As another Founding Father, Alexander Hamilton confirmed,
Men are inherently evil, governed by greed and lust and love of power and a host of even less endearing passions.
America’s first President, George Washington, put it this way:
Government is not reason. Government is not eloquence. It is force. And, like fire, it is a dangerous servant and a fearful master.
The authors of the United States Constitution knew that while human government is a necessary evil, it remains prone to falling into villainy and corruption. Therefore, in their writings, they wisely taught that government must be limited. Government must constantly be checked by the population so that it can only extract the least amount of taxes to perform the most limited of functions — providing security for its people.
A government that isn’t constantly monitored will grow into a monster, one that to feed its endless thirst for power will consume its population’s money and trample on their God-given inalienable rights. In other words, the Founding Fathers knew that government is composed of people, and people are inherently fallen and evil. Inevitably, the more corrupt and evil a government becomes, the greater the people will suffer. As the former president of Fuller Theological Seminary, Dr. David Allan Hubbard, once remarked:
When the lawless, vicious men are the government, where do the people go for help? They must feel like a little child who flees from a bully into the arms of his father, only to have his father hold him while the bully beats him.
How Human Government Will End
To whom can we flee to when our own government is the bully? How can we, like those Christians from the little village of GokSan, maintain some semblance of hope when human government has utterly failed us at providing security, justice, and tranquility?
Our Lord provides the much-needed answer to this dilemma through a disturbing dream given to a troubled monarch.
The great King Nebuchadnezzar dreamt of a massive statue with a head of gold, chest and arms of silver, belly and thighs of bronze, two legs of iron, and feet a mixture of iron and clay. Nebuchadnezzar next beheld a great stone — one not cut by human hands — come crashing down out of the sky. It smashed the statue, blasting it into pieces, and its dust blew away. The stone grew and grew into a great mountain that quickly filled the entire earth.
Daniel interpreted the king’s dream. He explained that the head was Nebuchadnezzar himself, and each metal down was a successive empire: the Babylonian Empire, Medo-Persian Empire, Greek Empire, Roman Empire, and a Revived Roman Empire. The great smashing stone represented “the God of heaven” who “will cause a kingdom to rise up which will never be destroyed… it will crush and put an end to all these kingdoms…” (Daniel 2:44-45).
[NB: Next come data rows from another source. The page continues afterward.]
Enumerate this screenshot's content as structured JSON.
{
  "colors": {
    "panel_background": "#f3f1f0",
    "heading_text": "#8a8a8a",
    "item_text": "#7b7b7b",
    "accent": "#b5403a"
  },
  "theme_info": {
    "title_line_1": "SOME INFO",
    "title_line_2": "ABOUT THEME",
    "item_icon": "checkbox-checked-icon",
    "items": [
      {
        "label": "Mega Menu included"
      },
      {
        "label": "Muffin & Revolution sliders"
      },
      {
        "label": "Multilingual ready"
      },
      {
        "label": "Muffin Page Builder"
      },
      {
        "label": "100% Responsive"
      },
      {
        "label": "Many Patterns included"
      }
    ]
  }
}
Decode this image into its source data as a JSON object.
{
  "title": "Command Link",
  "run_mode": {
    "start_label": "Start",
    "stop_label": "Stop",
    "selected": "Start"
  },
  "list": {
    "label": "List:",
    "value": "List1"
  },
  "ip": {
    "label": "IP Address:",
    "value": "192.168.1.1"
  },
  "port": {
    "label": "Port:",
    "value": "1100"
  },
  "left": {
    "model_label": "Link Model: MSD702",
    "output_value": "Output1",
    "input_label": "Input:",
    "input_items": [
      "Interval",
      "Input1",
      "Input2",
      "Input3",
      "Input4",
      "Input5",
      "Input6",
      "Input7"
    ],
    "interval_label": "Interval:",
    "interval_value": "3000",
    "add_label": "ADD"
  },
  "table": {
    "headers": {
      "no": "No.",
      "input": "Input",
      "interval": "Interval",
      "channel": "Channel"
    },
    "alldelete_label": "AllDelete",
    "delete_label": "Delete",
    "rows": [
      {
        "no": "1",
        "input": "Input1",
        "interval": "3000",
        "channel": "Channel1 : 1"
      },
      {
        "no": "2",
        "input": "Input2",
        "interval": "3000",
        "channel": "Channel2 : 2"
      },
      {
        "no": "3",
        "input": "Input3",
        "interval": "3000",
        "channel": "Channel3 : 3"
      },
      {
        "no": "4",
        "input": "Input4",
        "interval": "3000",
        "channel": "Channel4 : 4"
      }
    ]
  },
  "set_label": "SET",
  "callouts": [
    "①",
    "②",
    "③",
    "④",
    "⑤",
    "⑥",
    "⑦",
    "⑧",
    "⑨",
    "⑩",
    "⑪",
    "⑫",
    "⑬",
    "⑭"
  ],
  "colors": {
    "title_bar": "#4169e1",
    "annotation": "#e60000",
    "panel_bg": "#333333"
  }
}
While Daniel couldn’t begin to comprehend the breadth and scope of this vision, Jesus Christ centuries later would describe in detail to the Apostle John in Revelation 19-20 this very event—the coming of the King of Kings.
For thousands of years, human government has failed mankind. Government cannot keep war, poverty, hunger, and disease at bay. Corruption quickly rots its once noble core, and many of its leaders fall into villainy. Times of security, peace, and safety have been as fleeting as the life of a mayfly.
And yet, God promised the prophet Daniel that in one glorious day a “stone not cut out by human hands” would burst from the heavens and destroy the statue of Gentile world government, and His Son’s kingdom would fill the entire earth. This Kingdom will be ruled over by a perfect, divine Monarch, its administrators will be the resurrected saints in their glorified and sinless bodies, and its population will initially all be believers who are taught at the feet of their King.
Christ’s kingdom of peace, righteousness, and justice will be established. But first, before we can enter that long yearned-for age, King Jesus must return and destroy the failure that is flawed human government. And, with that joyous hope just barely over the horizon, we can only cry out: “Maranatha! Come, Lord Jesus!”